Calculating Flow through a Surface with a Given Vector Field and Normal Vector

[Lindsayyyy]

Homework Statement

given is the following field $$F(x,y,z)=(y,xz,0)$$ (F is a vector field) and the borders of the surface are: $$0<x<1 ;y=x ; 0<z<1$$ the < should be less equal but I don't know how to do the sign in latex, sorry. The normal vector is given as $$n=(a,b,c); b<0$$

I shall calculate the flow through the surface

Homework Equations

the formula for the flow, can't type in in latex, sorry, but I think you know which one I mean (flow= integral F*n*dS)

The Attempt at a Solution

I need to find my dS, problem here I have, I don't know how to do this exactly.
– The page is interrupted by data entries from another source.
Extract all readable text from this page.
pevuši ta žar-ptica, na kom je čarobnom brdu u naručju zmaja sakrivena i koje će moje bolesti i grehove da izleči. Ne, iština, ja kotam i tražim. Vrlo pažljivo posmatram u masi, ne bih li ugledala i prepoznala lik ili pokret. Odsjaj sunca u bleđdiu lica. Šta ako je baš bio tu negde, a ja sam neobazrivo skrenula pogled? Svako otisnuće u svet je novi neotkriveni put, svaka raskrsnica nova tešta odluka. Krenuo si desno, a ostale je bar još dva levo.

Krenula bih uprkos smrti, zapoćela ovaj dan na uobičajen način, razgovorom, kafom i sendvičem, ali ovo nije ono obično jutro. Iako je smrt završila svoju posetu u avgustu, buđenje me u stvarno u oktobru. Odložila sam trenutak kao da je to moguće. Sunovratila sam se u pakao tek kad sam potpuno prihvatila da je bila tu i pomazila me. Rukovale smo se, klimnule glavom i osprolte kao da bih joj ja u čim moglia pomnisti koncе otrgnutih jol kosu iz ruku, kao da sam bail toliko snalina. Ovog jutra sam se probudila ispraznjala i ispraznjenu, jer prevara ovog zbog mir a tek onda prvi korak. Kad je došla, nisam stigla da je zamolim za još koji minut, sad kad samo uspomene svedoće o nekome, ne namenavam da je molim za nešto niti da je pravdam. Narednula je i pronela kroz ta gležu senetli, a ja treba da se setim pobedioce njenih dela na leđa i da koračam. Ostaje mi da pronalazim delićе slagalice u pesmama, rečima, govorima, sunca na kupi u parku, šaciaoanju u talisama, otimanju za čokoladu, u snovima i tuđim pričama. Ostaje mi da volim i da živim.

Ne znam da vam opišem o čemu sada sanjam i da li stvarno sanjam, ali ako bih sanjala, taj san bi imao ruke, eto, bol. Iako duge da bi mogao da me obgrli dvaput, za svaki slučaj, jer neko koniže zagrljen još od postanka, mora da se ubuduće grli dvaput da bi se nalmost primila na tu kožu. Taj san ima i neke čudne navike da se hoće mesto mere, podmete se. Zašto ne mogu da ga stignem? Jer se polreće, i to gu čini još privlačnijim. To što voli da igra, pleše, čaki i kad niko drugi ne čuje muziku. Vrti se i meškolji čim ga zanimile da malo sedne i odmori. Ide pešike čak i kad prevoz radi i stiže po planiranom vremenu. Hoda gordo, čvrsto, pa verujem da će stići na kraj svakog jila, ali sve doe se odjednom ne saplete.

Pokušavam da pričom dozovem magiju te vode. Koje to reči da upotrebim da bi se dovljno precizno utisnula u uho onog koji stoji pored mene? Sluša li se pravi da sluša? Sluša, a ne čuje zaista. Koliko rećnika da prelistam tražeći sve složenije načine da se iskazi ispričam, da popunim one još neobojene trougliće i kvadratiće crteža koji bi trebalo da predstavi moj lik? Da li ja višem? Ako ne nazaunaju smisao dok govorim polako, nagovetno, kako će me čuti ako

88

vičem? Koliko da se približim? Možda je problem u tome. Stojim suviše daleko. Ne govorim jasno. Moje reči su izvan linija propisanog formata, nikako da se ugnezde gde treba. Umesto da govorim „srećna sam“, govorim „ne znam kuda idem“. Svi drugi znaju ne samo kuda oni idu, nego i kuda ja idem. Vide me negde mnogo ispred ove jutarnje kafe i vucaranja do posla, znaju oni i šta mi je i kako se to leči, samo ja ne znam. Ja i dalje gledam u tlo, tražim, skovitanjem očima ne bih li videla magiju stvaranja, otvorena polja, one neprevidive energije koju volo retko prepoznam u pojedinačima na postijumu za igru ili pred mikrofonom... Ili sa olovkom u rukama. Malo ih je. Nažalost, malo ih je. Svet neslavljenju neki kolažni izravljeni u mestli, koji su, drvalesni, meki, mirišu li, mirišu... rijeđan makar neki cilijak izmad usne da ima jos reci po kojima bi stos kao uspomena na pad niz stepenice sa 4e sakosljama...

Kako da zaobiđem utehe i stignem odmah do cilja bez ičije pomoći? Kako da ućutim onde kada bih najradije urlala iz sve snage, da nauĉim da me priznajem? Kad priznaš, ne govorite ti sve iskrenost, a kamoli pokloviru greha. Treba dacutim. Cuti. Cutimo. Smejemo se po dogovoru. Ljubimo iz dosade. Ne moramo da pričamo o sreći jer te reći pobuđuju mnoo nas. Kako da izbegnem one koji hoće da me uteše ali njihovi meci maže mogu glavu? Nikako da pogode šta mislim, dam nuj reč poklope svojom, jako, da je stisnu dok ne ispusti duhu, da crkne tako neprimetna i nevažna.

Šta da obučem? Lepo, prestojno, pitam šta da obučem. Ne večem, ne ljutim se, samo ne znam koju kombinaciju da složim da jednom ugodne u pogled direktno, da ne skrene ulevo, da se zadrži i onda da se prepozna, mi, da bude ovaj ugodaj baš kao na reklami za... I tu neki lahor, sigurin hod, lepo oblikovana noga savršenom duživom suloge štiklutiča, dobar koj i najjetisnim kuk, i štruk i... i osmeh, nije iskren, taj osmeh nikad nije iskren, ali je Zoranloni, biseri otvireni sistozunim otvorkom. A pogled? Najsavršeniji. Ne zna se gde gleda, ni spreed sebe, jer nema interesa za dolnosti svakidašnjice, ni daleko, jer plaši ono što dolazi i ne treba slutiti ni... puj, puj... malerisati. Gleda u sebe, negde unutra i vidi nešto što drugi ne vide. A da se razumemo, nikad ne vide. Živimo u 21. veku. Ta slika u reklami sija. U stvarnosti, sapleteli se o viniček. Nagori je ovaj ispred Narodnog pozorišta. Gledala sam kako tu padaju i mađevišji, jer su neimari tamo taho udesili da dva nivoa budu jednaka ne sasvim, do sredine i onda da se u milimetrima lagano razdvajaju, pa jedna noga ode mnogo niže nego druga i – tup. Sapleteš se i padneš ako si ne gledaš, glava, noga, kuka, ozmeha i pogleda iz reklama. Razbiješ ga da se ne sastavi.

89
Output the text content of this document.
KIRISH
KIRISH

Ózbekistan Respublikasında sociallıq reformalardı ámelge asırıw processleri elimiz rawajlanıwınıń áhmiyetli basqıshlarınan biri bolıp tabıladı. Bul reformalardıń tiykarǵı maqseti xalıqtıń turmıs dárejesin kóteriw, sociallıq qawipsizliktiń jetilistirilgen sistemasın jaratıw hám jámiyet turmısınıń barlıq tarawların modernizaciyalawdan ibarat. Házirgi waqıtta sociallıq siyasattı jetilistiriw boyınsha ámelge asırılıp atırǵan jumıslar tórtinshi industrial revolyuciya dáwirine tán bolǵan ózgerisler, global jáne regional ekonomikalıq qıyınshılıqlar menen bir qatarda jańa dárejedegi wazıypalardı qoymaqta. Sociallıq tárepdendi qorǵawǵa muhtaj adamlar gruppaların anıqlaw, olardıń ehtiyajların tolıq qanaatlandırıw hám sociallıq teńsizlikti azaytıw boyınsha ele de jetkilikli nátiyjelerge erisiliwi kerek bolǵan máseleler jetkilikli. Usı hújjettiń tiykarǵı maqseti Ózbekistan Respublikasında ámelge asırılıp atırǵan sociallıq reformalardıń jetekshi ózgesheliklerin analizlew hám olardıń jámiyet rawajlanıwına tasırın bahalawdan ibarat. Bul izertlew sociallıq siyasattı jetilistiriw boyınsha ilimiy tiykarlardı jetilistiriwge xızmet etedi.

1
I tried to parametrize it, but I'm not sure how to do it, because I have a function in my borders. So I think y max equals 1 because of the requirements for x. Can anyone help me?

 

[Quinzio]

If you try to use $y=x$ anywhere you can, it will be all quite simple.
Which parametrization did you try ?

 

[Lindsayyyy]

I tried x,x,z not sure though.

 

[HallsofIvy]

That surface itself is defined by y= x. The position vector for any point on that surface is r(x, z)= <x, x, z>. Two tangent vectors, at any point are r_x= < 1, 1, 0> and another is r_z= <0, 0, 1>. The vector differential of surface area is given by $d\vec{S}= \vec{v_s}\times\vec{v_t} dsdt$. Write your vector function in terms of s and t and integrate the dot product $\vec{F}\cdot d\vec{S}$

 

[Lindsayyyy]

Thank you very much, that's what I did after I got the parametrisation. I wasn't sure about it though.